Not perfect, but mighty close! This film forces you to pay attention!
2 October 2004 | by See all my reviews

The mystique of violin making has always intrigued me so this film was a big attraction for me going in, and I wasn't disappointed for one second!

OK, first of all, the obvious things that make it special: reality, craft, acting, scoring, and cinematography! It takes only a few seconds to know that this gem did NOT emanate from the money grubbers in Hokeywood California as one more way to titillate teenagers with sex, violence, and computer generated special effects with a subliminal message that sells products. Nope! This film was made by film makers who understand the power of a story well told, and REAL cinema.

Cutting back and forth repeatedly between the present and various disparate periods and places from the past, THE RED VIOLIN forces the viewer to pay attention and most of all... THINK!

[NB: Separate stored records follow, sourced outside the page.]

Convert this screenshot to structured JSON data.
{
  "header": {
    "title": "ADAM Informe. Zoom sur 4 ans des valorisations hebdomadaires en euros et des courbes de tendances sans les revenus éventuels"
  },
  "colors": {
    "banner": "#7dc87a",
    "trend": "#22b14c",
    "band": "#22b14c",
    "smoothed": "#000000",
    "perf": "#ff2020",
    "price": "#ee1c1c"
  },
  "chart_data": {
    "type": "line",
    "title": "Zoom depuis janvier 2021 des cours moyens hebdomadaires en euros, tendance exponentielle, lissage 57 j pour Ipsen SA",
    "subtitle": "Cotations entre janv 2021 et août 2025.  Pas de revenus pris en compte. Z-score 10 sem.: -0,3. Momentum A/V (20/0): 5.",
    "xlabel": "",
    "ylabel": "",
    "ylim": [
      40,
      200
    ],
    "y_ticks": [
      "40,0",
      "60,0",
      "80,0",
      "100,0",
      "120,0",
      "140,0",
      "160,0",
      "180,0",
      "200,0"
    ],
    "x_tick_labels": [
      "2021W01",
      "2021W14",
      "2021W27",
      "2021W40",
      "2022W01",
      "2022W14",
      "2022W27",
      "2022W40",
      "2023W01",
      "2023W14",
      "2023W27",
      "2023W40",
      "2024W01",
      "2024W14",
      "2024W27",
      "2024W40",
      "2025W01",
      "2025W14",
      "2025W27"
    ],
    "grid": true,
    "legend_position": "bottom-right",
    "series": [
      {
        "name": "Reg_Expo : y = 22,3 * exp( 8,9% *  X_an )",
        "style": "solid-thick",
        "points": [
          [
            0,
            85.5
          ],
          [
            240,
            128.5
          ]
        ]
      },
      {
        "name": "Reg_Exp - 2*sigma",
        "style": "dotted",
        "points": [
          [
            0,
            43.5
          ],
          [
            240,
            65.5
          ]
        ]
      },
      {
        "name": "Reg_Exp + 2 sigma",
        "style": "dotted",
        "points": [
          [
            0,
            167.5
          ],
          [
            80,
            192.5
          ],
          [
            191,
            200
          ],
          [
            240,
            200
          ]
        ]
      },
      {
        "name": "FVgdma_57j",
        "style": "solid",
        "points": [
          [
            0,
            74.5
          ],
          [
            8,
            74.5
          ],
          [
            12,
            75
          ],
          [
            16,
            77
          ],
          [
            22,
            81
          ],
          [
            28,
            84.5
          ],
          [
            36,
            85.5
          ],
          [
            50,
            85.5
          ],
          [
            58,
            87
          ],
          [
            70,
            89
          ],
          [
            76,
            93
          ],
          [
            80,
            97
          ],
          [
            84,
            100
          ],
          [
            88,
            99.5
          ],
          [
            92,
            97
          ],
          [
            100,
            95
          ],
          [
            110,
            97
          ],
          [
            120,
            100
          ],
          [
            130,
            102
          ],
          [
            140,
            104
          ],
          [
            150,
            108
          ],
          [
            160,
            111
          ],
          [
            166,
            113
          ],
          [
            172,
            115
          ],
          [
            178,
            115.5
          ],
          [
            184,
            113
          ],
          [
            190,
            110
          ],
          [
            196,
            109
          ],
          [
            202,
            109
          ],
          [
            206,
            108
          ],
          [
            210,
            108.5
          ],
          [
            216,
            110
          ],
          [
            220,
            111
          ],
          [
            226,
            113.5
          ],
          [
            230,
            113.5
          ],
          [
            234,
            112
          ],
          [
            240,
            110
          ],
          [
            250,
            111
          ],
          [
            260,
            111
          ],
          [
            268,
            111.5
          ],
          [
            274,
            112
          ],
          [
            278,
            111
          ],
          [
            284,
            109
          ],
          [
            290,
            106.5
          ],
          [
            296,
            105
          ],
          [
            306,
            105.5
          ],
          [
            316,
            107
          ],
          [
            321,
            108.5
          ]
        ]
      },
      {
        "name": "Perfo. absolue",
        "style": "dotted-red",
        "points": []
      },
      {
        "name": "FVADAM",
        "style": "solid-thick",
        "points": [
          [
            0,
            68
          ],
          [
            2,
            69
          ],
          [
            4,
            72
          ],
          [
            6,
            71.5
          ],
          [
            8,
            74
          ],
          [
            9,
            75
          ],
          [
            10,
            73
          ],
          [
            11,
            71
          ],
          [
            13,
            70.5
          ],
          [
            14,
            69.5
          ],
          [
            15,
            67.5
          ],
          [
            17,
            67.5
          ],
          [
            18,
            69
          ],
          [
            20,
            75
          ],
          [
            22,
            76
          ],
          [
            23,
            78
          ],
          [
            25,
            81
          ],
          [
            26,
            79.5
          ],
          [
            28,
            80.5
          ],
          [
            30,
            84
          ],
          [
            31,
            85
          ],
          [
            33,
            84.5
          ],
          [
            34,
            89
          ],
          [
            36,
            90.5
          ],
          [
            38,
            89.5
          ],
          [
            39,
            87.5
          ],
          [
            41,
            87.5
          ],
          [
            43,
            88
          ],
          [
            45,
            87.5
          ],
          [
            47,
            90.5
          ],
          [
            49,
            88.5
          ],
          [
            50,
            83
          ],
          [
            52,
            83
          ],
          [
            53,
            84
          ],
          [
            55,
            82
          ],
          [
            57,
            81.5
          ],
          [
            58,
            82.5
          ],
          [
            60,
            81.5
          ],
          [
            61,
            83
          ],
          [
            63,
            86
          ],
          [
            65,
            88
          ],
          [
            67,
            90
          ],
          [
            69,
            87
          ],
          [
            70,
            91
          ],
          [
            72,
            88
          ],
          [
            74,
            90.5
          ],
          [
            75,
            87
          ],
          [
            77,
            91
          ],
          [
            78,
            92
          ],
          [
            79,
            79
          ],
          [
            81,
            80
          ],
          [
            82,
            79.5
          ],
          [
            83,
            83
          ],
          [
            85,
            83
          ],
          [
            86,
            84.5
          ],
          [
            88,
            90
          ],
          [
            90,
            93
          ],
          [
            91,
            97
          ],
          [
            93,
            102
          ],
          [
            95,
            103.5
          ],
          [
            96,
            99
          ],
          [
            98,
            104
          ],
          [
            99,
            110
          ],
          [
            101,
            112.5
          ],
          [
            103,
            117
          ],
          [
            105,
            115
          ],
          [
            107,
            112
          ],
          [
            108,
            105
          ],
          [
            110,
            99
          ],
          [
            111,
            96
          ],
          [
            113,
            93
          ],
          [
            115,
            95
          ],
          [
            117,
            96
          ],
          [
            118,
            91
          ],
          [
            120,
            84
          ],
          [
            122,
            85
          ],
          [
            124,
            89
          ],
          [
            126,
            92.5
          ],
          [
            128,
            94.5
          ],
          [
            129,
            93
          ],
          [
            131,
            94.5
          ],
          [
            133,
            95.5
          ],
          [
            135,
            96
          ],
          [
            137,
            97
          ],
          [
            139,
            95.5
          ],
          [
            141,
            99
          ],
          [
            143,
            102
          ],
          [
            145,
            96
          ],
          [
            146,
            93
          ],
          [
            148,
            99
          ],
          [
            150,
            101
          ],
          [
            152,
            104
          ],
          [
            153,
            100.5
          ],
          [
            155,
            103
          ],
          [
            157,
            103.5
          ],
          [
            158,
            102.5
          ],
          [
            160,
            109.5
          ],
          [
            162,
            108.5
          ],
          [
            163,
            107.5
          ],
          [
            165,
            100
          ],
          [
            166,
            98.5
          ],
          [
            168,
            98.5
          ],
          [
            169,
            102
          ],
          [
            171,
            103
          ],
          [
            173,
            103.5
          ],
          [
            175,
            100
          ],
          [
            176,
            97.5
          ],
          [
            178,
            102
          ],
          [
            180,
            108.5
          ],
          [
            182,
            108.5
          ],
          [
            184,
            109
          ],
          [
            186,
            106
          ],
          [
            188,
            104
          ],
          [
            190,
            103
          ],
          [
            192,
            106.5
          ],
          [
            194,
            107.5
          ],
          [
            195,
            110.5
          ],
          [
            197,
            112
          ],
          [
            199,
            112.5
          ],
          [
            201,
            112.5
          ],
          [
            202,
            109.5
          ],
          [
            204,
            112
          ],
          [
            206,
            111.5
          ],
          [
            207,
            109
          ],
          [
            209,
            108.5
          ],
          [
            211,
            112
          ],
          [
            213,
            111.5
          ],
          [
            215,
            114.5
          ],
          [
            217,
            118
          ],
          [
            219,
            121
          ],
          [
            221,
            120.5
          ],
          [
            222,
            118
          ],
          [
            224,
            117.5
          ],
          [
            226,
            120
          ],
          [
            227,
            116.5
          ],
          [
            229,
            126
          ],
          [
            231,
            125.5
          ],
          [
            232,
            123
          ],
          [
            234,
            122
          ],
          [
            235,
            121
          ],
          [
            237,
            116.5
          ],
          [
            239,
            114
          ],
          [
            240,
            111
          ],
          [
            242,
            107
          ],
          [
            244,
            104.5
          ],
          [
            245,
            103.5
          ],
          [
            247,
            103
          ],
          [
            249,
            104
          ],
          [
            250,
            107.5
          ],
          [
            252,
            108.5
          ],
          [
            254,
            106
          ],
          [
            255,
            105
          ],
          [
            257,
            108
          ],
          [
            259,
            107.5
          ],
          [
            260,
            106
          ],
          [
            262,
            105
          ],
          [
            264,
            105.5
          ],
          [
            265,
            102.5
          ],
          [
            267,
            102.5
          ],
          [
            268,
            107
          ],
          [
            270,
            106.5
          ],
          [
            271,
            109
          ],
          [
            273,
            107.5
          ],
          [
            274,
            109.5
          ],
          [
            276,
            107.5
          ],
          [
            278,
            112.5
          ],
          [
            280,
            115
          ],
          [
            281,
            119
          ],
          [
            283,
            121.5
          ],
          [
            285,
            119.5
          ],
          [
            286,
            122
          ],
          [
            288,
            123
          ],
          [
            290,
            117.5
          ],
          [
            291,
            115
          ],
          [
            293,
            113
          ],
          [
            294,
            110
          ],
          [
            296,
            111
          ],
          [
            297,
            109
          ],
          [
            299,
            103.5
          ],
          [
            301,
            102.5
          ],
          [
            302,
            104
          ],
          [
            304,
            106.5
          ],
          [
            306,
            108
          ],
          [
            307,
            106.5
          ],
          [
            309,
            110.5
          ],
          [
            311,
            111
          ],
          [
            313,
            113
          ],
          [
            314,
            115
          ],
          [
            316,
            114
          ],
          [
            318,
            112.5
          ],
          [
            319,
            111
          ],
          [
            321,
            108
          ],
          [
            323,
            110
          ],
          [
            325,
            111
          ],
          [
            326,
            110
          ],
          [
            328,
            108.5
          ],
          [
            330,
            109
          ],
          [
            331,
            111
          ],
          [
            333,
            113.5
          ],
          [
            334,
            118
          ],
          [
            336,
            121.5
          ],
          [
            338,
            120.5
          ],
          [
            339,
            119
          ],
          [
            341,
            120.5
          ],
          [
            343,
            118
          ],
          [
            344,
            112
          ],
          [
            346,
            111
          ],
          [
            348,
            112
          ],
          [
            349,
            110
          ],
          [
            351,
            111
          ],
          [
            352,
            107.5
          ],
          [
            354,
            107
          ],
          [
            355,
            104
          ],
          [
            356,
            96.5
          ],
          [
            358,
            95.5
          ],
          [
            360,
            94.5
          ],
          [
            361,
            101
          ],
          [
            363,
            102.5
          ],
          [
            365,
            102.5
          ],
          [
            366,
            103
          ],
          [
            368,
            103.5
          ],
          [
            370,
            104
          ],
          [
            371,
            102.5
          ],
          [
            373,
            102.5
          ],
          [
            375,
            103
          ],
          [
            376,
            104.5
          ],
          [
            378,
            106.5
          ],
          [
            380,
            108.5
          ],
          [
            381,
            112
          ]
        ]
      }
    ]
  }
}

The Red Violin is NOT the subject here but a catalyst to stimulate thought about human behavior and how different societies have related to art as we move through the centuries.

The casting was (on the whole) excellent though the choice of Samuel L. Jackson as a learned expert in ancient instruments was not convincing for me personally. And, the NON-ending which is more of a comment on human habits of acquisition than human nobility, was just not what I considered a definitive ending. (Maybe that was the point! "Everything continues endlessly...")

If you go to movies as an excuse to nibble away on munchies and get titillation, well, this one's NOT for you. BUT, if you have the patience to watch and think simultaneously as a great story unfolds, then SEE this film immediately!